Set `promptWeighting` to `"compel"` to use the following notation:

**Weighting**: increase or decrease attention on specific terms:

- `small+ dog, pixar style` : boost "small"
- `small dog, (pixar style)-` : reduce "pixar style"
- `small+++ dog` : stronger boost with multiple symbols
- `(small+ dog)++` : nested weighting
- `small dog, (pixar)1.2 style` : explicit weight multiplier

**Blend**: merge multiple conditioning prompts:

- `("small dog", "robot").blend(1, 0.8)` : blend two concepts with different weights

**Conjunction**: pass multiple clauses separately to the model:

- `("small dog", "pixar style").and()` : each clause processed independently

> [!NOTE]
> Compel prompt weighting adds approximately 0.2 seconds to inference time and incurs additional costs.

### sdEmbeds syntax

Set `promptWeighting` to `"sdEmbeds"` to use parentheses and brackets:

- `(small) dog, pixar style` : boost "small"
- `small dog, [pixar style]` : reduce "pixar style"
- `(small:2.5) dog` : explicit multiplier
- `(small dog:1.5), pixar style` : weight a multi-word phrase

Prompt weighting gives finer control than term position alone, letting you precisely balance competing concepts within a single prompt.

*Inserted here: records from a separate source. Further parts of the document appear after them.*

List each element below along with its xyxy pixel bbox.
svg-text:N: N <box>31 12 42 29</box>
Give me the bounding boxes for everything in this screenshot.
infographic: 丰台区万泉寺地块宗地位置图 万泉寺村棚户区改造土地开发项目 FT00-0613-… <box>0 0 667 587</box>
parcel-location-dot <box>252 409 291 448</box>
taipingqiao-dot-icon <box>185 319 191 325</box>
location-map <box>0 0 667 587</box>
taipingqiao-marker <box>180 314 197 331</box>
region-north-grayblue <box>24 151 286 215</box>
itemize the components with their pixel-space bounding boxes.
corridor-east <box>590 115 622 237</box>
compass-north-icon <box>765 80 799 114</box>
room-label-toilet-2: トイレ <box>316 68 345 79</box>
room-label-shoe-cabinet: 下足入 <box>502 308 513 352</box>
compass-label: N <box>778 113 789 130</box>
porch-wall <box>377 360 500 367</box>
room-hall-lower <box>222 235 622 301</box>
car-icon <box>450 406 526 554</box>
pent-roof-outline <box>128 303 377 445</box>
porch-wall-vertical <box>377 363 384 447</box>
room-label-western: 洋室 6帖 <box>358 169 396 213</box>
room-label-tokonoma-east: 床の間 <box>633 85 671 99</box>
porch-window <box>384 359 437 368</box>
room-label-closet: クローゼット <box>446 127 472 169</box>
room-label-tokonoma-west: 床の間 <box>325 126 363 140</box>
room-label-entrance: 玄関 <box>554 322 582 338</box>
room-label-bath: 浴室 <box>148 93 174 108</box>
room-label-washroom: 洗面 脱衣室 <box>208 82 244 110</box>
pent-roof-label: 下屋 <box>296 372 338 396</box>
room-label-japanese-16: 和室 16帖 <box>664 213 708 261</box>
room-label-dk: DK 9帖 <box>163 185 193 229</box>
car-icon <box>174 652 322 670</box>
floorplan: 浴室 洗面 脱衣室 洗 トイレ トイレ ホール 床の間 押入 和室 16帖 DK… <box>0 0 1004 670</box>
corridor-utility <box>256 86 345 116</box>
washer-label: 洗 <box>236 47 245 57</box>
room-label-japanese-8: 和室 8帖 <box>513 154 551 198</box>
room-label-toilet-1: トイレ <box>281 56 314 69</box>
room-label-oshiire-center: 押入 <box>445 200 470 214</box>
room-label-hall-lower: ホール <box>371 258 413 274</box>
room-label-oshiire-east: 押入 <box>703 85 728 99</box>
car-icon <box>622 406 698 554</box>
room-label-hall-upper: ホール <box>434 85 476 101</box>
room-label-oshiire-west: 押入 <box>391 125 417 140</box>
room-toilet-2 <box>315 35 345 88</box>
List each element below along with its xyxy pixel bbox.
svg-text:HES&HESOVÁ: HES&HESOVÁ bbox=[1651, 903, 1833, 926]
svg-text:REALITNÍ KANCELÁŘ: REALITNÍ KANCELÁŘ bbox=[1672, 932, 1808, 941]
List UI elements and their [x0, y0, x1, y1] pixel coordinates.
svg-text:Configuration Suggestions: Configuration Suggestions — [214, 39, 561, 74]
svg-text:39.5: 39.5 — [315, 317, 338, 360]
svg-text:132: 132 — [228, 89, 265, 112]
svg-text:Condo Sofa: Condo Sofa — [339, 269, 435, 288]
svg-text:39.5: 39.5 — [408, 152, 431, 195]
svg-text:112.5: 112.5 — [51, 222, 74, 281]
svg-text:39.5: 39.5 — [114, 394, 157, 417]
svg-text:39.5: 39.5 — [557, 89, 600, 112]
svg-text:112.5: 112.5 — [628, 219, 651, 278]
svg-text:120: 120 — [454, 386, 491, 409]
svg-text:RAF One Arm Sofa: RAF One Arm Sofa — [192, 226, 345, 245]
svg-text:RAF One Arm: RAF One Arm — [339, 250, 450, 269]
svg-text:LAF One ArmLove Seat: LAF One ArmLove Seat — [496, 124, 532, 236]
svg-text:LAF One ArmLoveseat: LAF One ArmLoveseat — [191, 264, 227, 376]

## The `__BLANK__` keyword

When using [IP Adapters](https://runware.ai/docs/learn/ip-adapters) or [FLUX Redux](https://runware.ai/docs/learn/ip-adapters#flux-redux) for image variation, you may want the model to focus entirely on the visual reference without any text guidance. Use `__BLANK__` as your `positivePrompt` for this purpose:

```json
[
  {
    "taskType": "imageInference",
    "model": "runware:101@1",
    "positivePrompt": "__BLANK__",
    "ipAdapters": [{
      "guideImage": "a1b2c3d4-e5f6-7890-abcd-ef1234567890",
      "model": "runware:105@1"
    }],
    "width": 1024,
    "height": 1024
  }
]
```

This tells the model to rely exclusively on the visual information from the reference image, creating variations without text influence.

## Tips

1. **Front-load the important stuff.** Put your subject and key attributes at the beginning of the prompt. Style and atmosphere terms can come later.
2. **Be specific, not verbose.** "A red 1967 Mustang on a coastal road at golden hour" outperforms "A really beautiful amazing car driving on a nice road with great lighting." Concrete beats adjective stacking.
3. **Use negative prompts for quality control.** A standard negative prompt like "blurry, distorted, low quality, watermark" acts as a quality floor across any positive prompt you write. Keep a reusable one for your projects.
4. **Check architecture support before relying on negative prompts.** If your model uses guidance distillation (like FLUX), negative prompts won't have any effect. Focus your effort on the positive prompt instead.
5. **Iterate on terms, not sentences.** When a prompt doesn't produce what you want, swap individual terms rather than rewriting everything. Change "sunset" to "golden hour" or "cinematic" to "dramatic" to isolate what's driving the output.